I slackened my grasp, and she darted off. I did not care to pursue her.
Somehow I could not avoid returning once more in the direction of the corridor to get another glimpse of Dr. John; but I met him on the garden-steps, standing where the light from a window fell broad. His well-proportioned figure was not to be mistaken, for I doubt whether there was another in that assemblage his equal. He carried his hat in his hand; his uncovered head, his face and fine brow were most handsome and manly. His features were not delicate, not slight like those of a woman, nor were they cold, frivolous, and feeble; though well cut, they were not so chiseled, so frittered away, as to lose in expression or significance what they gained in unmeaning symmetry. Much feeling spoke in them at times, and more sat silent in his eye. Such at least were my thoughts of him: to me he seemed all this. An inexpressible sense of wonder occupied me as I looked at this man, and reflected that he could not be slighted.

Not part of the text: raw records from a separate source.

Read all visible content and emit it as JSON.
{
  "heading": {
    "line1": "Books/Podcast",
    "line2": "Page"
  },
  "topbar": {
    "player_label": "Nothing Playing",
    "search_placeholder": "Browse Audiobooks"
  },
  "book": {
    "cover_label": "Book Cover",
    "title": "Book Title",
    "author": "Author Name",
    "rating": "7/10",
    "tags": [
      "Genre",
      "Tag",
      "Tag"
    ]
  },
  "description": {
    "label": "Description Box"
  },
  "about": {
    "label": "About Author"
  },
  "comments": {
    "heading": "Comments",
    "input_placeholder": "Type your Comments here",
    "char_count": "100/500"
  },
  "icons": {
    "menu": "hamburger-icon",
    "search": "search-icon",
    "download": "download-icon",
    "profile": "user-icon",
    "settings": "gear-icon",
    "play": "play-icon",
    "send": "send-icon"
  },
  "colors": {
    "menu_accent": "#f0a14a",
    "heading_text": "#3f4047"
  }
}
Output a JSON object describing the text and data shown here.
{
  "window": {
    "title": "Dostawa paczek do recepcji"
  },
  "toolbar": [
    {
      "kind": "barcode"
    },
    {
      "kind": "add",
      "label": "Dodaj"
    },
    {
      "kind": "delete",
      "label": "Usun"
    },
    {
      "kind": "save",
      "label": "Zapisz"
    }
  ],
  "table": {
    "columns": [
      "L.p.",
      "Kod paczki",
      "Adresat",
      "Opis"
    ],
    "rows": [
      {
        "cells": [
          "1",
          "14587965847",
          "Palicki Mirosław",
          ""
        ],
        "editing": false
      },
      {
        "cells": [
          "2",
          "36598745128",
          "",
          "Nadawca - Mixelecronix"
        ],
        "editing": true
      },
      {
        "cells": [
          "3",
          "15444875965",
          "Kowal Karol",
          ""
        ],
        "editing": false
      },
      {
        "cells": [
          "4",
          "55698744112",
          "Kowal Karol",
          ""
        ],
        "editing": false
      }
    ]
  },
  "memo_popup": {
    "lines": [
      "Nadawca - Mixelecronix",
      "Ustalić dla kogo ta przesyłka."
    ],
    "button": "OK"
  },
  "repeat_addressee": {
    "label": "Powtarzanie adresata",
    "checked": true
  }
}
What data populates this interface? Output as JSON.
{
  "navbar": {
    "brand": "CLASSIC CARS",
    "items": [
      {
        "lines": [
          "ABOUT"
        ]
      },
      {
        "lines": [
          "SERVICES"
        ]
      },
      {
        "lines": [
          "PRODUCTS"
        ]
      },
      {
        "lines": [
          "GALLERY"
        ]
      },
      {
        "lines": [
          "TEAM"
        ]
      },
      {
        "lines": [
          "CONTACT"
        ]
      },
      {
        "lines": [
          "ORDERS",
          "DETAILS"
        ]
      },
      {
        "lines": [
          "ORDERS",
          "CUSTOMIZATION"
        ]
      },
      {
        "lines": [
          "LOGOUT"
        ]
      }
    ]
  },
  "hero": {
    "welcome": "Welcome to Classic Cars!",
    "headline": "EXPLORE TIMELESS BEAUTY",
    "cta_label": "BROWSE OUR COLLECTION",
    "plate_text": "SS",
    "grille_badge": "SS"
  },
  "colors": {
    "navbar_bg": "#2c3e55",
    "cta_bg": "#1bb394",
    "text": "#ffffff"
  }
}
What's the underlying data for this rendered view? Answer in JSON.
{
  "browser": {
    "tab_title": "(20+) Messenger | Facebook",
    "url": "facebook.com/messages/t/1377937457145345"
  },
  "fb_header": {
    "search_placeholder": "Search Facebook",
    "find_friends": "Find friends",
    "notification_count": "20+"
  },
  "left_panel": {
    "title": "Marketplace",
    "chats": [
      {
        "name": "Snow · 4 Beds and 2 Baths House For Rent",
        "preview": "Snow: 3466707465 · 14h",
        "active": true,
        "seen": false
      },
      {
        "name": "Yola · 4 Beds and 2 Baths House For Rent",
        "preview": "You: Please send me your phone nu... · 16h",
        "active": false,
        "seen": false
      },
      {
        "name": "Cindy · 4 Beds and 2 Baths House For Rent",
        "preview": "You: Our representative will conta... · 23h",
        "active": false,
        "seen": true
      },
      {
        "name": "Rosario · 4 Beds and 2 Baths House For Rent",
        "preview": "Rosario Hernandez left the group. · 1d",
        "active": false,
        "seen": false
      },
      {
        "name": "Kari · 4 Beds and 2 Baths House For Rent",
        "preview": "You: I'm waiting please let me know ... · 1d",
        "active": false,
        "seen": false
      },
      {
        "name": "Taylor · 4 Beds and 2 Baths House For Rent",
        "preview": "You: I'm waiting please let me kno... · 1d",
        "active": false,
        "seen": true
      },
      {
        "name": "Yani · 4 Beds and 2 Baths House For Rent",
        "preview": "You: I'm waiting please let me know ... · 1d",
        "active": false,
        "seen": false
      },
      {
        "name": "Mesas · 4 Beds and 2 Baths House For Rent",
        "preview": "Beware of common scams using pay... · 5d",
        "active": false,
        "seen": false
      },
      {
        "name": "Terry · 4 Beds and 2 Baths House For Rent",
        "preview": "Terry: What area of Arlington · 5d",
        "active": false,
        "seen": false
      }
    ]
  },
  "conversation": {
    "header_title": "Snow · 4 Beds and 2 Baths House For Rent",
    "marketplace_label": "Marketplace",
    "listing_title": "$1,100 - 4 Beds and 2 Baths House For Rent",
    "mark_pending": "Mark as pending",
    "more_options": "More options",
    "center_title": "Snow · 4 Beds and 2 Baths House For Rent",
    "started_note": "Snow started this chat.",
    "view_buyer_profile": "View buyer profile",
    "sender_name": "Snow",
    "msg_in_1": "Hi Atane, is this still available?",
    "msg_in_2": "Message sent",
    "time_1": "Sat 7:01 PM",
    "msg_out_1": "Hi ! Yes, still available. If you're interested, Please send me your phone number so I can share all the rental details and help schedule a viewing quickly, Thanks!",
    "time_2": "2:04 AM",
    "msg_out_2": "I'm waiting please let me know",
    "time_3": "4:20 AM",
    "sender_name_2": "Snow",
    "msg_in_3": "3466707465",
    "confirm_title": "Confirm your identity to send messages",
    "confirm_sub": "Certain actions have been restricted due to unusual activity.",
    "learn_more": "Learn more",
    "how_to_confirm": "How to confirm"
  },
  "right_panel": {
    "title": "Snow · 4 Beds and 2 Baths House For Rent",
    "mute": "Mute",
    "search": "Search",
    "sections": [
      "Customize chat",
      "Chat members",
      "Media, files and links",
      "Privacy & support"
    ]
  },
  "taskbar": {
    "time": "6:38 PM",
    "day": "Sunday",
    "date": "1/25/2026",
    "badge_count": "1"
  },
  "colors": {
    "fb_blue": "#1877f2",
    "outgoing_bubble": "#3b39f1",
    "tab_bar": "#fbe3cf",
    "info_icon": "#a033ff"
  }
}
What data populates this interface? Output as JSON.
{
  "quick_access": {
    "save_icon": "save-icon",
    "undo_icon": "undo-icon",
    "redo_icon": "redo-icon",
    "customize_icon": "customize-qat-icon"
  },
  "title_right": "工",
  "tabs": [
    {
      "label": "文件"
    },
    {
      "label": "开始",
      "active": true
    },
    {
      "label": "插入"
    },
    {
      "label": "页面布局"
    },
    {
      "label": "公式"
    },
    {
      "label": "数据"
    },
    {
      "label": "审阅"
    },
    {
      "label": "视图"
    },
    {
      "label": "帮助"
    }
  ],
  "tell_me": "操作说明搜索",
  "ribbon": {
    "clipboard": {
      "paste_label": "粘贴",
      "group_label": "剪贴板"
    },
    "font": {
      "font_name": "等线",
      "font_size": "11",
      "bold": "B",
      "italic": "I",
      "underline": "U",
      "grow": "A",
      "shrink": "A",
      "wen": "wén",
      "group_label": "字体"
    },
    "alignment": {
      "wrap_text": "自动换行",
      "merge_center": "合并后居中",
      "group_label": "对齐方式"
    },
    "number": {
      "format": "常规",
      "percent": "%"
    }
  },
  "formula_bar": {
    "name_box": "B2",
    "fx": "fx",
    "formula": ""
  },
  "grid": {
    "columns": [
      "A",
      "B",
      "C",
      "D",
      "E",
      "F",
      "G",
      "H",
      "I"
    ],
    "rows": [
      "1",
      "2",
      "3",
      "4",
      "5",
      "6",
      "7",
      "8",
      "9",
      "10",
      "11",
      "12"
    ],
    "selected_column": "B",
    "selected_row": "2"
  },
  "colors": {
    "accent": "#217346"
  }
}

It was not my intention to approach or address him in the garden, our terms of acquaintance not warranting such a step; I had only meant to view him in the crowd—myself unseen; coming upon him thus alone, I withdrew. But he was looking out for me, or rather for her who had been with me; therefore he descended the steps, and followed me down the alley.
"You know Miss Fanshawe? I have often wished to ask whether you knew her", said he.
"Yes: I know her".
"Intimately?"
"Quite as intimately as I wish".
"What have you done with her now?"
"Am I her keeper?" I felt inclined to ask; but I simply answered, "I have shaken her well, and would have shaken her better, but she escaped out of my hands and ran away".
"Would you favor me," he asked, "by watching over her this one evening, and observing that she does nothing imprudent—does not, for instance, run out into the night-air immediately after dancing?"
"I may, perhaps, look after her a little; since you wish it; but she likes her own way too well to submit readily to control."